So it had to happen, being a wood carver how could I just round off a flute? So after you actually carve on the inside, why not carve on the outside. So get comfortable and I will show you more of how I make these things.
So the parts of a wood flute are (from left to right) the mouthpiece, the wind chamber, stop block, the fetish or totem on the top, the sound holes, fipple, sound chamber with the finger holes.
So here I am with the finger nail file pointing to the totem or fetish. This is the part that makes the air about the thickness of a credit card to go past the fipple. The fipple is the odd shaped hole at the handle of the nail file.
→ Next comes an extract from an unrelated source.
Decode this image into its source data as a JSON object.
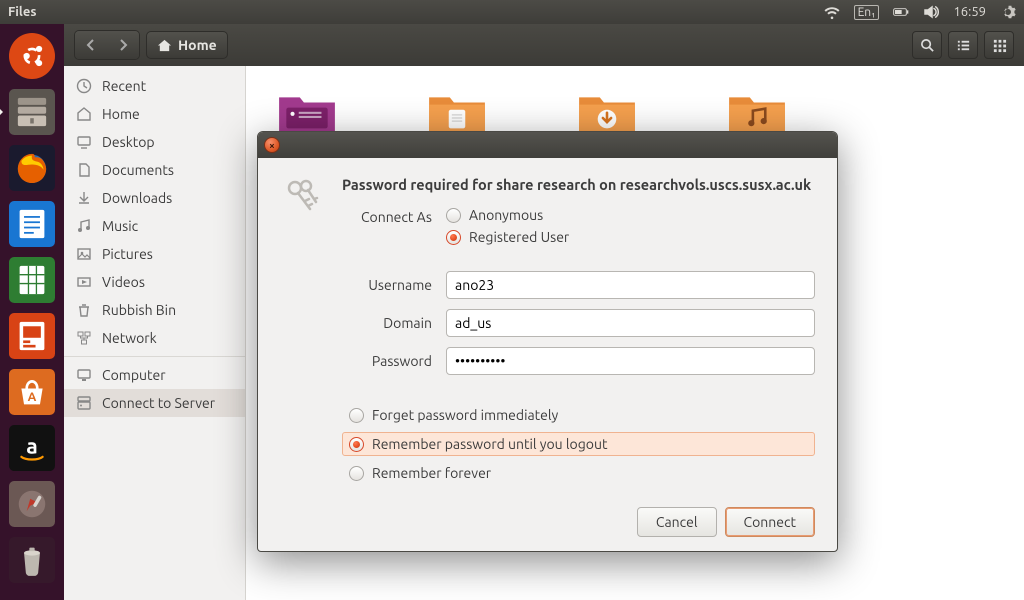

I have found that the metal nail file is just coarse enough to give me the sharp angle that you want for a flute to sound good. Sometimes it does take some major adjustments to get everything just right. But once everything is working correctly, some flute makers actually carve out a space so the totem can’t move. Of course once the cut out space for the totem to set in, you will need to readjust your totem.
Then its time to shape the mouthpiece and the rest of the flute. While some put the flute on a lathe to get it round, you can also do it by hand with a spoke-shave like I did on my first flute.
Enjoying carving as I do, I like to hand shape mine. But for some of them I like to carve something in the end of the flute. Your carving can’t be to radical or have any holes in it as that will change the tone of the flute. So for my first carving, I decided to carve some grapes. Carving something that is already square, round is the most challenging.